ESTEEM materials are free and distributed using a Creative Commons Attribution Non-Commercial Share-Alike 4.0 license. Videos are available on YouTube, and CODAP-based tasks are distributed at the CODAP website. We innovated dissemination of teacher education curriculum materials through  e-modules that are easily imported into Learning Management Systems [LMSs] for adaptation and integration with other course materials. There are over 435 registered users in the ESTEEM portal who have access to these free materials. More than 130 faculty received professional development through attending 1-day in-person workshops or one of seven online webinars over the course of the grant period.

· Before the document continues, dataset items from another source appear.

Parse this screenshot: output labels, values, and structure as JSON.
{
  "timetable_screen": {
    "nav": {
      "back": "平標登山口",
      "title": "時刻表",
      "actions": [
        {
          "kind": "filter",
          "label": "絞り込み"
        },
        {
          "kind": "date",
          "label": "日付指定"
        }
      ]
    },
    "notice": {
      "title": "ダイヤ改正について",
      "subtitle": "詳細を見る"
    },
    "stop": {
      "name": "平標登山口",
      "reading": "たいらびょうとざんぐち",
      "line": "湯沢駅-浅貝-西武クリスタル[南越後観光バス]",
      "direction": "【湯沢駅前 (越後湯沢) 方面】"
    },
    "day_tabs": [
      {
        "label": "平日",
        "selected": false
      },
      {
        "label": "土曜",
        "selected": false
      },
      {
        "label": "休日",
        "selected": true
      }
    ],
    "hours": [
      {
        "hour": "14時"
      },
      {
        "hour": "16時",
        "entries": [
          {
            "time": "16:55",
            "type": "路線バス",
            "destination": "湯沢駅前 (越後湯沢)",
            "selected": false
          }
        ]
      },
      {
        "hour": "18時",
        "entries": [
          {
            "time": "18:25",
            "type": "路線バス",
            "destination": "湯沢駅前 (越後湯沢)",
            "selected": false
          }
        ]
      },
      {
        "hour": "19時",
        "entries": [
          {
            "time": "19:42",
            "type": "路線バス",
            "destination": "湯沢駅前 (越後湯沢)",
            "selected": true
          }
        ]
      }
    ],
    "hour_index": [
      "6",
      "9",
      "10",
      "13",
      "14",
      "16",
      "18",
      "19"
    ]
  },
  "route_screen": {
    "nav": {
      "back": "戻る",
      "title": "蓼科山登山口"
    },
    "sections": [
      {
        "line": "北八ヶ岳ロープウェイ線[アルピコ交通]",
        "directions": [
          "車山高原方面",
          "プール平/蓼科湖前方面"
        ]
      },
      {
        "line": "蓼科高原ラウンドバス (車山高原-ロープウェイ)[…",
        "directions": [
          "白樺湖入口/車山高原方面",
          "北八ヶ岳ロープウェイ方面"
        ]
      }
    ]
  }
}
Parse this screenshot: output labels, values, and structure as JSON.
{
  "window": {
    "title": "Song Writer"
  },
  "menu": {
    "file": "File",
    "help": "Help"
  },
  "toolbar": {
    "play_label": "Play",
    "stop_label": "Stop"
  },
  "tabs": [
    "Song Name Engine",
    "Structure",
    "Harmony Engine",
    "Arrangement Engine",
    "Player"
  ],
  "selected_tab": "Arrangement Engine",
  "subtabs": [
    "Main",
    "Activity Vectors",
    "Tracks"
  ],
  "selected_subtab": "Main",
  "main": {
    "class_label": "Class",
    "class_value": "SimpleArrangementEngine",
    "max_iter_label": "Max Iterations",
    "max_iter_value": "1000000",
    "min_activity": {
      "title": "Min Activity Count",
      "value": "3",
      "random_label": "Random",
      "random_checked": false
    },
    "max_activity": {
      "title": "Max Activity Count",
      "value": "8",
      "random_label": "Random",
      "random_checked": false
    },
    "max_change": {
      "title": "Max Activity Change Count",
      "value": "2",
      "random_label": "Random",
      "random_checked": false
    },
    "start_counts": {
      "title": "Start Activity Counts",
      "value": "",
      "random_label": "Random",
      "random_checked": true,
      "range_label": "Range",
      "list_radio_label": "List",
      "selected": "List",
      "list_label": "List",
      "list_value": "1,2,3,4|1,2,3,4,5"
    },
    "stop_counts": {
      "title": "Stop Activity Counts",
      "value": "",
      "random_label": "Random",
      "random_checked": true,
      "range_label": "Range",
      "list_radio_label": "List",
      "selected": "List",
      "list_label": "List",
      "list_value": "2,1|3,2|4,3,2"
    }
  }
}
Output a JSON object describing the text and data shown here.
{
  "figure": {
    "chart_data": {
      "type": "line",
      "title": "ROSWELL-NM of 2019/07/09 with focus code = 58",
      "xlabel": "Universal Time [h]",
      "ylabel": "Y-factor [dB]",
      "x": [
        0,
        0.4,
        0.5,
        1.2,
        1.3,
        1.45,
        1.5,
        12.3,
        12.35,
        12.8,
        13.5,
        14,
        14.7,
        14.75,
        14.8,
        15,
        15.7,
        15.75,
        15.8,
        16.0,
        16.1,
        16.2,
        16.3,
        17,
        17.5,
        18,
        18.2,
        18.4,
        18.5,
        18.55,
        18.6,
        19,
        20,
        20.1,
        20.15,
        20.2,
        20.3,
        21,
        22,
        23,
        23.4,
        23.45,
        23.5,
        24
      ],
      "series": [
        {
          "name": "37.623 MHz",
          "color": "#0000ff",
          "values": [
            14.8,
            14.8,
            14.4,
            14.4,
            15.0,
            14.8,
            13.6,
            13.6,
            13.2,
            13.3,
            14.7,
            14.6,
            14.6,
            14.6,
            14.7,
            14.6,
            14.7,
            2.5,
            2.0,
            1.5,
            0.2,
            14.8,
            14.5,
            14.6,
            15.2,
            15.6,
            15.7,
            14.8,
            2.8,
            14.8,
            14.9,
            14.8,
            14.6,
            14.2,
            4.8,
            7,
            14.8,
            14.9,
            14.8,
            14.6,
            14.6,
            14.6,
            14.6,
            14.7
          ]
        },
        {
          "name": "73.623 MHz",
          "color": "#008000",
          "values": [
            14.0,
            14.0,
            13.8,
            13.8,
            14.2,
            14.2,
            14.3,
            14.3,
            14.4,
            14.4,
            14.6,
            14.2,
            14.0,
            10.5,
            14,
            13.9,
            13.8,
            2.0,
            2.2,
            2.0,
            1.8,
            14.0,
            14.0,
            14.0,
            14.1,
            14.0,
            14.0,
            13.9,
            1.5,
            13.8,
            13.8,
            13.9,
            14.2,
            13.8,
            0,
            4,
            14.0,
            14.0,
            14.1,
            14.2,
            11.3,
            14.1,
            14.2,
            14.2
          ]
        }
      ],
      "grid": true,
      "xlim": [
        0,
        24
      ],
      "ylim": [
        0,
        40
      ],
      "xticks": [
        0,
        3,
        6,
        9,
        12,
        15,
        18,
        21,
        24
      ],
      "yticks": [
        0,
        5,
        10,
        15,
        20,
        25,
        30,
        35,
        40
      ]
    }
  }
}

 In 2018-2020, 30 faculty were tracked from 27 U.S. institutions who implemented ESTEEM materials in a variety of courses (n=48) with 804 enrolled students, most of whom were undergraduate preservice mathematics teachers along with some practicing teachers or general undergraduate statistics students.  When preservice teachers use theESTEEM materials, there are strong positive impacts on their: confidence to teach statistics and use CODAP, perspectives on the importance of teaching statistics with real data, and ability to plan meaningful lessons with multivariate data about real world phenomena. Faculty who implement ESTEEM materials report learning more about appropriate statistics pedagogy, increasing their own comfort and confidence in engaging with data using CODAP, and helping preservice teachers develop pedagogical approaches for teaching statistics with rich data. Faculty appreciated the ease of use and quality of the ESTEEM curriculum materials, and used them in a variety of instructional modes (e.g., face-to-face, online, hybrid). 

Broader impact. By including institutions serving diverse populations of undergraduates (e.g., Univ. of Florida, Eastern New Mexico Univ., Benedictine College, Texas A&M Univ. - Corpus Christi, Washington State Univ. Vancouver, Univ. of Arizona), a diverse group of ESTEEM-prepared teachers are likely better equipped to teach statistics in dispersed geographic locations in the U.S., leading to stronger preparation of students and feeding the pipeline into STEM disciplines. Our approach to package LMS-ready modules is a model for broader solutions for online courses in higher education--a critical societal concern for educational access to online teacher education programs. The improvements made to CODAP and the ESTEEM-created CODAP activities are readily available and reach a wide audience of K-16 math and science teachers and students through the Concord Consortium website, providing a broad access to a free online tool and classroom-ready activities.